SIMLA: Simulating particle dynamics in intense laser and other electromagnetic fields via classical and quantum electrodynamics

We present the Fortran program SIMLA, which is designed for the study of charged particle dynamics in laser and other background fields. The dynamics can be determined classically via the Lorentz force and Landau–Lifshitz equations or, alternatively, via the simulation of photon emission events determined by strong-field quantum-electrodynamics amplitudes and implemented using Monte-Carlo routines. Multiple background fields can be included in the simulation and, where applicable, the propagation direction, field type (plane wave, focussed paraxial, constant crossed, or constant magnetic), and time envelope of each can be independently specified.

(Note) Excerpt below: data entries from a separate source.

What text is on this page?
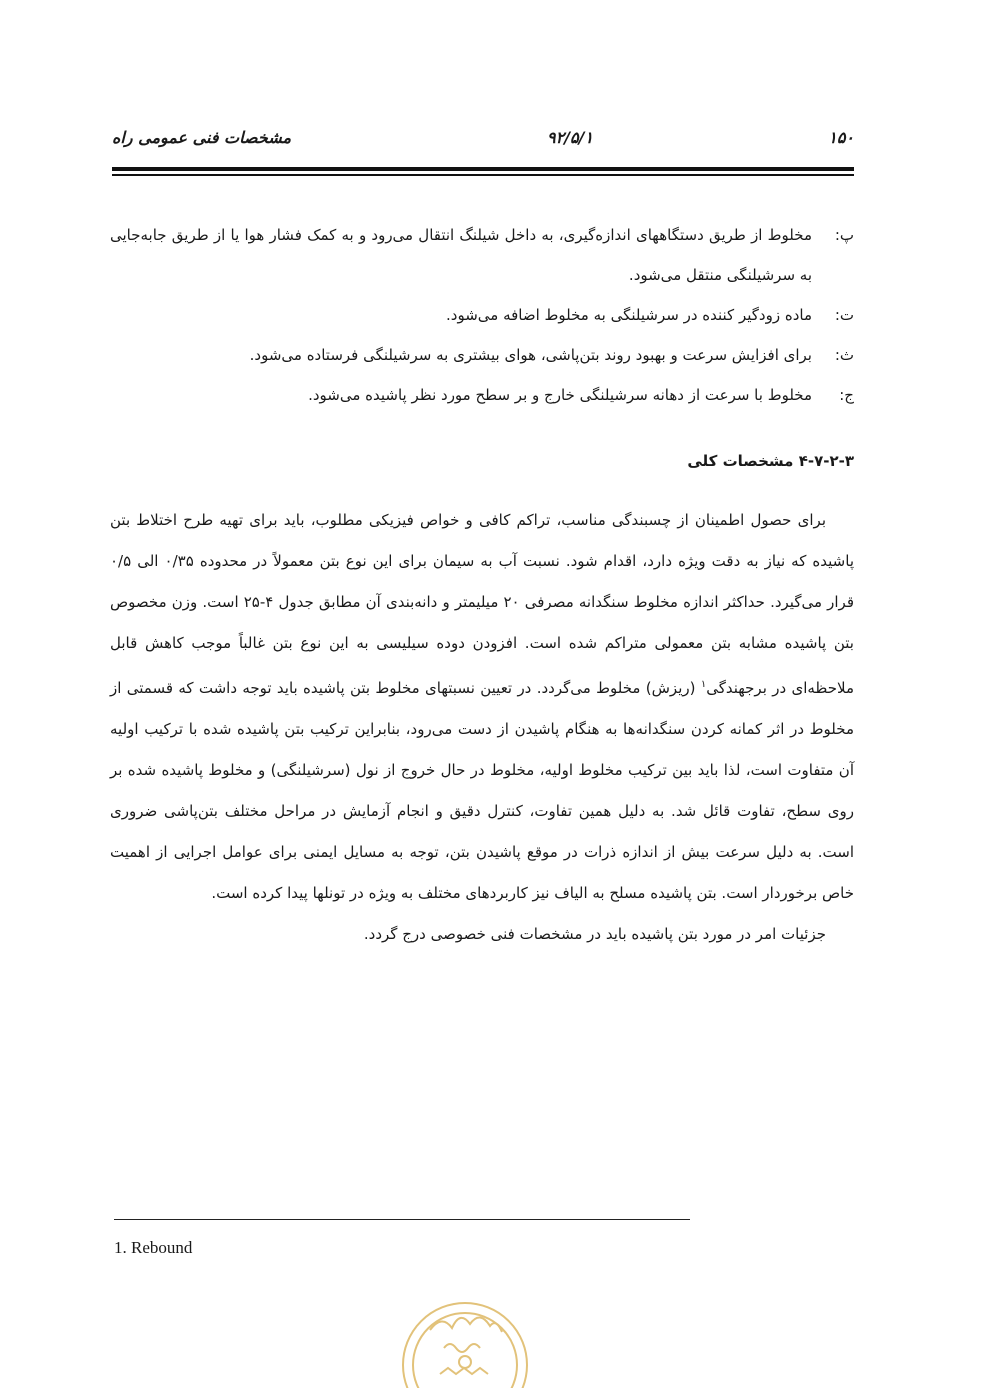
مشخصات فنی عمومی راه	۹۲/۵/۱	۱۵۰
پ:
مخلوط از طریق دستگاههای اندازه‌گیری، به داخل شیلنگ انتقال می‌رود و به کمک فشار هوا یا از طریق جابه‌جایی به سرشیلنگی منتقل می‌شود.
ت:
ماده زودگیر کننده در سرشیلنگی به مخلوط اضافه می‌شود.
ث:
برای افزایش سرعت و بهبود روند بتن‌پاشی، هوای بیشتری به سرشیلنگی فرستاده می‌شود.
ج:
مخلوط با سرعت از دهانه سرشیلنگی خارج و بر سطح مورد نظر پاشیده می‌شود.
۴-۷-۲-۳ مشخصات کلی

برای حصول اطمینان از چسبندگی مناسب، تراکم کافی و خواص فیزیکی مطلوب، باید برای تهیه طرح اختلاط بتن پاشیده که نیاز به دقت ویژه دارد، اقدام شود. نسبت آب به سیمان برای این نوع بتن معمولاً در محدوده ۰/۳۵ الی ۰/۵ قرار می‌گیرد. حداکثر اندازه مخلوط سنگدانه مصرفی ۲۰ میلیمتر و دانه‌بندی آن مطابق جدول ۴-۲۵ است. وزن مخصوص بتن پاشیده مشابه بتن معمولی متراکم شده است. افزودن دوده سیلیسی به این نوع بتن غالباً موجب کاهش قابل ملاحظه‌ای در برجهندگی$^۱$ (ریزش) مخلوط می‌گردد. در تعیین نسبتهای مخلوط بتن پاشیده باید توجه داشت که قسمتی از مخلوط در اثر کمانه کردن سنگدانه‌ها به هنگام پاشیدن از دست می‌رود، بنابراین ترکیب بتن پاشیده شده با ترکیب اولیه آن متفاوت است، لذا باید بین ترکیب مخلوط اولیه، مخلوط در حال خروج از نول (سرشیلنگی) و مخلوط پاشیده شده بر روی سطح، تفاوت قائل شد. به دلیل همین تفاوت، کنترل دقیق و انجام آزمایش در مراحل مختلف بتن‌پاشی ضروری است. به دلیل سرعت بیش از اندازه ذرات در موقع پاشیدن بتن، توجه به مسایل ایمنی برای عوامل اجرایی از اهمیت خاص برخوردار است. بتن پاشیده مسلح به الیاف نیز کاربردهای مختلف به ویژه در تونلها پیدا کرده است.

جزئیات امر در مورد بتن پاشیده باید در مشخصات فنی خصوصی درج گردد.

1. Rebound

Program title: SIMLA Catalogue identifier: AEWD_v1_0 Program summary URL:http://cpc.cs.qub.ac.uk/summaries/AEWD_v1_0.html Program obtainable from: CPC Program Library, Queen’s University, Belfast, N. Ireland Licensing provisions: Standard CPC licence, http://cpc.cs.qub.ac.uk/licence/licence.html No. of lines in distributed program, including test data, etc.: 4536 No. of bytes in distributed program, including test data, etc.: 38351 Distribution format: tar.gz Programming language: Fortran. Computer: Home and office-spec desktop and laptop machines, networked or stand alone. Operating system: Linux, Mac OS, Windows, with Fortran compiler. Matlab required to exploit full post-processing features. RAM: Varies greatly depending on calculation to be performed. Supplementary material: A SIMLA manual with tutorial type examples is available. Classification: 15. Nature of problem: Calculation of dynamics and emission spectra of charged particles in multiple (intense) laser and other background fields, including effects of classical and quantum radiation reaction. Solution method: Solution of the Landau–Lifshitz equation (or simply Lorentz equation for weak fields), or alternatively, via the simulation of photon emission events determined by strong-field quantum-electrodynamics amplitudes and implemented using Monte-Carlo type routines. Restrictions: As a single particle code, the parameters are restricted to a regime in which pair production does not occur. The program will abort with an explicit error message if such a parameter regime does occur in a given simulation. Additional comments: Classical spectra calculated separately in independent Matlab program ‘spectrum.m’. Manual included with tutorial style examples Running time: Varies greatly depending on calculation requested, from seconds to hours.